Along with luxury in the bed itself, hotels largely have done away with bedspreads, turning instead to high-end duvets and throw covers-often with a design that reflects the local culture.

That’s as much in response to demand for cleanliness, as it is a design element, said Michele Phillips, director of interior design at architecture firm Wimberly Allison Tong & Goo’s Newport Beach office.

Duvets, Phillips said, can be laundered daily, while traditional bedspreads require dry cleaning.

Inside hotel rooms, clean lines mean more open space.

“There’s a more subtle line between the bedroom and bath,” said Kelly Beamon, executive editor of Hospitality Design Magazine in New York.

“Doors are becoming a thing of the past and it’s not unusual to find curtains or windows dividing the bedroom and bathroom areas,” Beamon said.

Other changes in guest bathrooms include soaking tubs, double sinks, better lighting and compartments for linens instead of the traditional chrome racks.

Laguna Cliffs Marriott Resort & Spa in Dana Point took note of these changes in its recently completed remodel and expansion.

“We’re going to a more residential look in the guest rooms,” said general manager Jeroen Gerresse.

Technology plays a big part in design, too.

Flat screen TVs, Internet connectivity, DVDs and other tech toys have led hoteliers to fashion rooms that have multifunctional workspaces, better lighting and safes that can handle laptop computers. The advent of flat-screen TVs is even making the standard armoire passé, Beamon said.

Of course, spas and fitness centers are a must in today’s larger hotels and resorts.

In Orange County, the Surf & Sand in Laguna Beach converted a retail area into a spa, while the Laguna Cliffs Marriott used a swatch of open space on its property to build one.

Public areas are still important, too.

The Hyatt Irvine has tried to create a “timeless” feel in its public areas, said General Manager Peter Rice. Those areas now boast ottomans, comfortable chairs and a combination of wood and other materials to create an elegant lobby with warm colors that evoke the California lifestyle.
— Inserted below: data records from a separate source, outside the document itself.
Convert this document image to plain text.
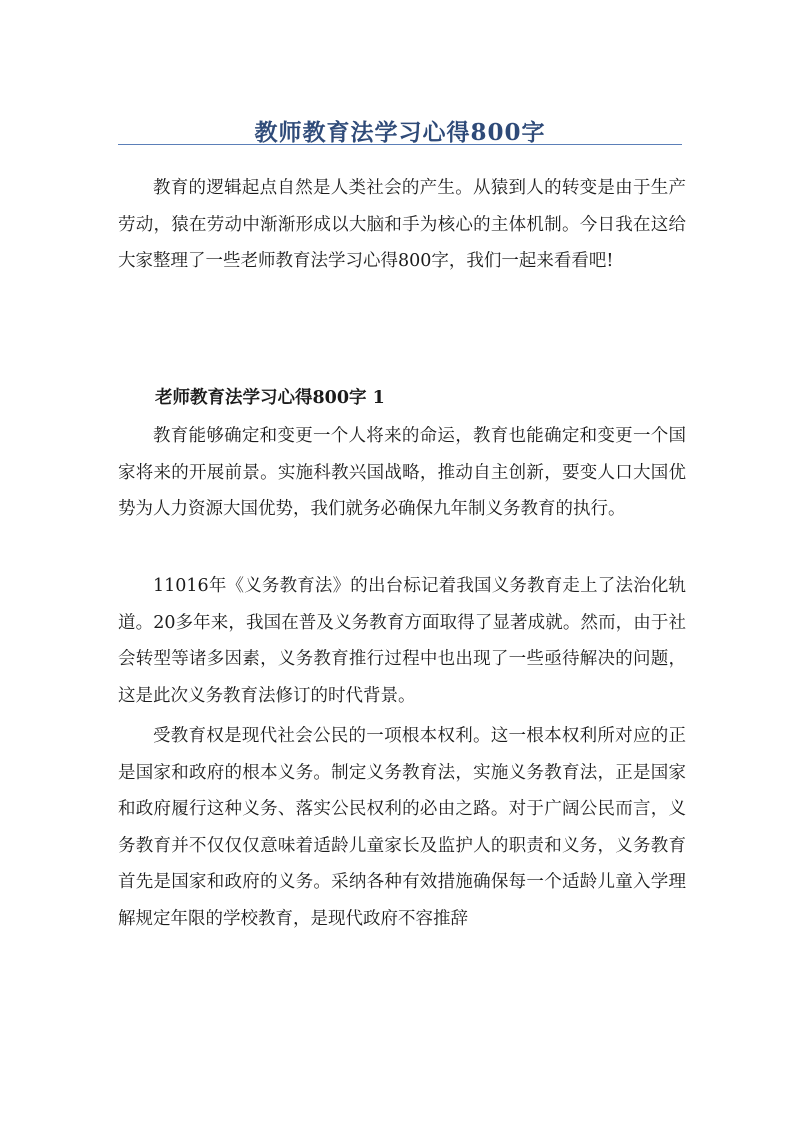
教师教育法学习心得800字

教育的逻辑起点自然是人类社会的产生。从猿到人的转变是由于生产劳动，猿在劳动中渐渐形成以大脑和手为核心的主体机制。今日我在这给大家整理了一些老师教育法学习心得800字，我们一起来看看吧!

老师教育法学习心得800字 1

教育能够确定和变更一个人将来的命运，教育也能确定和变更一个国家将来的开展前景。实施科教兴国战略，推动自主创新，要变人口大国优势为人力资源大国优势，我们就务必确保九年制义务教育的执行。

11016年《义务教育法》的出台标记着我国义务教育走上了法治化轨道。20多年来，我国在普及义务教育方面取得了显著成就。然而，由于社会转型等诸多因素，义务教育推行过程中也出现了一些亟待解决的问题，这是此次义务教育法修订的时代背景。

受教育权是现代社会公民的一项根本权利。这一根本权利所对应的正是国家和政府的根本义务。制定义务教育法，实施义务教育法，正是国家和政府履行这种义务、落实公民权利的必由之路。对于广阔公民而言，义务教育并不仅仅仅意味着适龄儿童家长及监护人的职责和义务，义务教育首先是国家和政府的义务。采纳各种有效措施确保每一个适龄儿童入学理解规定年限的学校教育，是现代政府不容推辞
“The cost is high, but it’s a high-impact area that’s been well-received,” Rice said.

Another trend is to theme hotel decor to the surroundings. Conley calls it “indigenous design” and cautioned that it works better if it’s done with subtlety.
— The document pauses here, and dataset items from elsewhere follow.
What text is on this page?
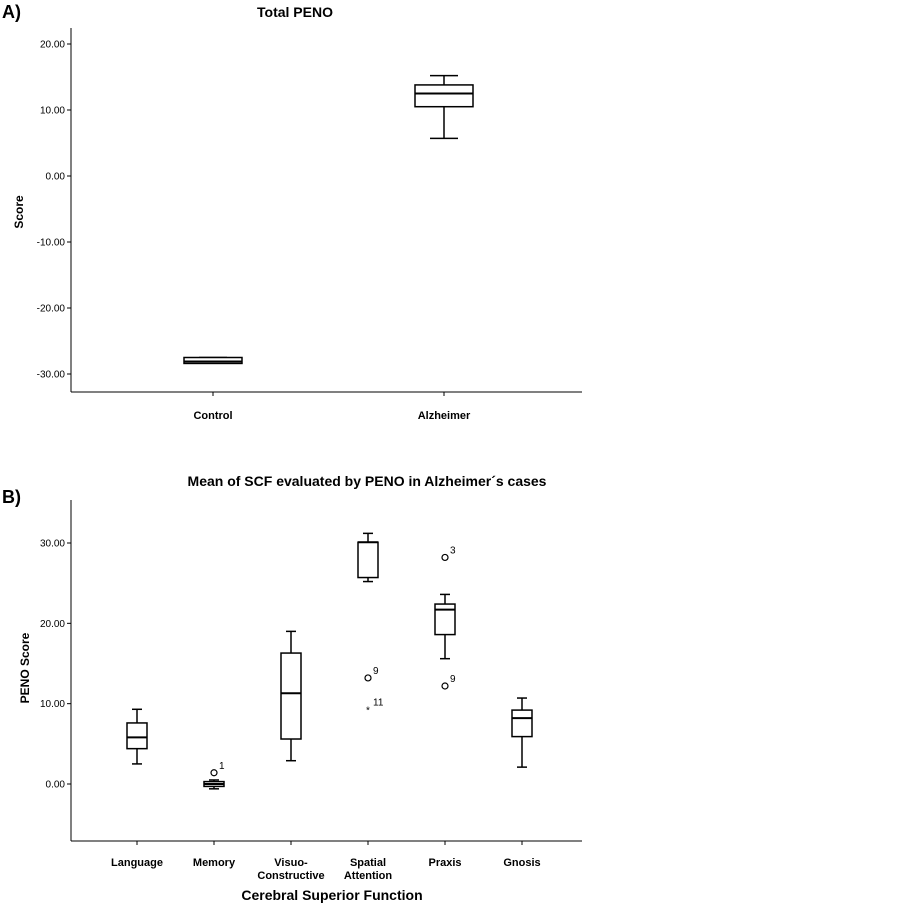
A)	Total PENO
Score
20.00
10.00
0.00
-10.00
-20.00
-30.00
Control	Alzheimer
B)
Mean of SCF evaluated by PENO in Alzheimer´s cases
PENO Score
Cerebral Superior Function
30.00
20.00
10.00
0.00
Language	Memory	Visuo-Constructive
Spatial Attention
Praxis	Gnosis
1
9
*
11
3
9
OC examples include the Craftsman-style Montage Resort & Spa in Laguna Beach and Disney’s Grand Californian in Anaheim.

At the Montage, local artists were commissioned to create work that reflects Laguna Beach’s artistic heritage, while the Grand Californian uses its style to create the feel of a mountain lodge.
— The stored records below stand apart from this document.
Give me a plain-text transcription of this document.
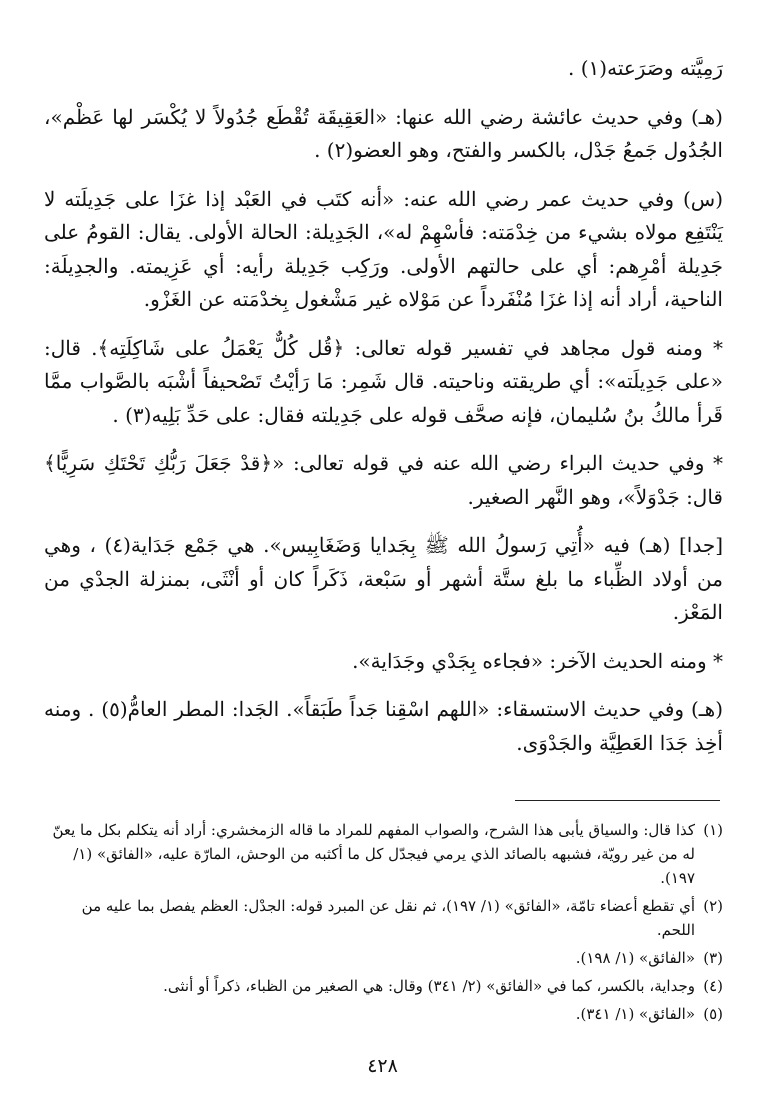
رَمِيَّته وصَرَعته(١) .

(هـ) وفي حديث عائشة رضي الله عنها: «العَقِيقَة تُقْطَع جُدُولاً لا يُكْسَر لها عَظْم»، الجُدُول جَمعُ جَدْل، بالكسر والفتح، وهو العضو(٢) .

(س) وفي حديث عمر رضي الله عنه: «أنه كتَب في العَبْد إذا غزَا على جَدِيلَته لا يَنْتَفِع مولاه بشيء من خِدْمَته: فأسْهِمْ له»، الجَدِيلة: الحالة الأولى. يقال: القومُ على جَدِيلة أمْرِهم: أي على حالتهم الأولى. ورَكِب جَدِيلة رأيه: أي عَزِيمته. والجدِيلَة: الناحية، أراد أنه إذا غزَا مُنْفَرداً عن مَوْلاه غير مَشْغول بِخدْمَته عن الغَزْو.

* ومنه قول مجاهد في تفسير قوله تعالى: ﴿قُل كُلٌّ يَعْمَلُ على شَاكِلَتِه﴾. قال: «على جَدِيلَته»: أي طريقته وناحيته. قال شَمِر: مَا رَأيْتُ تَصْحيفاً أشْبَه بالصَّواب ممَّا قَرأ مالكُ بنُ سُليمان، فإنه صحَّف قوله على جَدِيلته فقال: على حَدِّ بَلِيه(٣) .

* وفي حديث البراء رضي الله عنه في قوله تعالى: «﴿قدْ جَعَلَ رَبُّكِ تَحْتَكِ سَرِيًّا﴾ قال: جَدْوَلاً»، وهو النَّهر الصغير.

[جدا] (هـ) فيه «أُتِي رَسولُ الله ﷺ بِجَدايا وَضَغَابِيس». هي جَمْع جَدَاية(٤) ، وهي من أولاد الظِّباء ما بلغ ستَّة أشهر أو سَبْعة، ذَكَراً كان أو أنْثَى، بمنزلة الجدْي من المَعْز.

* ومنه الحديث الآخر: «فجاءه بِجَدْي وجَدَاية».

(هـ) وفي حديث الاستسقاء: «اللهم اسْقِنا جَداً طَبَقاً». الجَدا: المطر العامُّ(٥) . ومنه أخِذ جَدَا العَطِيَّة والجَدْوَى.

(١)كذا قال: والسياق يأبى هذا الشرح، والصواب المفهم للمراد ما قاله الزمخشري: أراد أنه يتكلم بكل ما يعنّ له من غير رويّة، فشبهه بالصائد الذي يرمي فيجدّل كل ما أكثبه من الوحش، المارّة عليه، «الفائق» (١/ ١٩٧).

(٢)أي تقطع أعضاء تامّة، «الفائق» (١/ ١٩٧)، ثم نقل عن المبرد قوله: الجدْل: العظم يفصل بما عليه من اللحم.

(٣)«الفائق» (١/ ١٩٨).

(٤)وجداية، بالكسر، كما في «الفائق» (٢/ ٣٤١) وقال: هي الصغير من الظباء، ذكراً أو أنثى.

(٥)«الفائق» (١/ ٣٤١).

٤٢٨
Laguna Cliffs Marriott created a coastal design reflected in a yellow wave in room curtains, and earth tones in the duvet covers.

And at the recently remodeled Disney’s Paradise Pier Hotel in Anaheim, the makeover reflects the beach culture carried out in the California Adventure theme park, which the hotel overlooks. The rooms use images of sea creatures from the park’s carousel in the carpet; sofas are covered with terrycloth-type material.